1     When geologists determine the relative age, they are comparing the age of rocks in relation to other rocks. In other words, rock formations are either older or younger than other rock formations. This is why scientists use absolute dating methods to find out the actual age of rocks.
 
2     Absolute age is the numeric age of rocks, events, or objects stated as years before present time. To estimate absolute age, geologists may study rates of erosion, rates of deposition, or deposit varve count. When scientists want to estimate the absolute age of a stream, they analyze the rate of erosion of its bed. However, this method is only effective when the stream is 10,000 to 20,000 years old. Think about the Grand Canyon in the United States and Niagara Falls in the U.S. and Canada. Niagara Falls was formed within the last 20,000 years, so scientists can use erosion rates to determine its absolute age. The Grand Canyon, however, is much older at over a million years. The erosion rates for this geologic structure have varied over the time it has existed on Earth.
 
3     Estimating the absolute age of sedimentary rocks like limestone, sandstone, and shale require scientists to study rates of deposition. Geologists collect information about the rock deposition over long periods of time. Using this information, they are able to estimate the average rate of deposition for these and other sedimentary rocks.
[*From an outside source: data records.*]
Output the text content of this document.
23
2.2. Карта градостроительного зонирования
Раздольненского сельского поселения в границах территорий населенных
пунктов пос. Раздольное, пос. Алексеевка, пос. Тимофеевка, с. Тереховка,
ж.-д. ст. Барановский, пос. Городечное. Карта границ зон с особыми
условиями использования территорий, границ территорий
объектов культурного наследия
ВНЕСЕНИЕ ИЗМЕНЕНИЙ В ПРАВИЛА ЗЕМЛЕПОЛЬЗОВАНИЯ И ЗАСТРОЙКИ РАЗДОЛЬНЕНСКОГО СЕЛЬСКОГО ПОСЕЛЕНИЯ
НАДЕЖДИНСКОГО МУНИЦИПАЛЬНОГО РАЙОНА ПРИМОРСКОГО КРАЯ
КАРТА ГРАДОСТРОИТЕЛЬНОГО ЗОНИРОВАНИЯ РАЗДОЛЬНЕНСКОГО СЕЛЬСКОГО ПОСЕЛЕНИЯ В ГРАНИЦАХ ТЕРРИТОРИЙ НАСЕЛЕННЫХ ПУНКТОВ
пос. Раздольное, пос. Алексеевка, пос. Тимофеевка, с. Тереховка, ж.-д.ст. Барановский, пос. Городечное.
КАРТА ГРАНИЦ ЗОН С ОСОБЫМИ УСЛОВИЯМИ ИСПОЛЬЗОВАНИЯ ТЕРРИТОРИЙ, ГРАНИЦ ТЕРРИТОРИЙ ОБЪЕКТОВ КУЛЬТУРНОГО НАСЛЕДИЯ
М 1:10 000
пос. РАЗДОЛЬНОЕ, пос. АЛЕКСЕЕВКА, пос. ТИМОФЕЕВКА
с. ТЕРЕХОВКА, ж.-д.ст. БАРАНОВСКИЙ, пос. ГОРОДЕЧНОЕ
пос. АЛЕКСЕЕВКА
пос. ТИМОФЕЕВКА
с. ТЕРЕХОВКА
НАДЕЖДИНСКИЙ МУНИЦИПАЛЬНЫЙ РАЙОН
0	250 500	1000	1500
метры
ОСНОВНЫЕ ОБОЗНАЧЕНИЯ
Did you know that over a period of 1,000 years, only 30 centimeters of sedimentary rock is deposited? Like all occurrences in nature, some sedimentary rocks may not be deposited at an average rate. There are areas around the world that experience frequent flooding. Flooding increases the amount of sediment deposition in an area. Similar to rates of erosion, rates of deposition only give geologists an estimate for absolute age.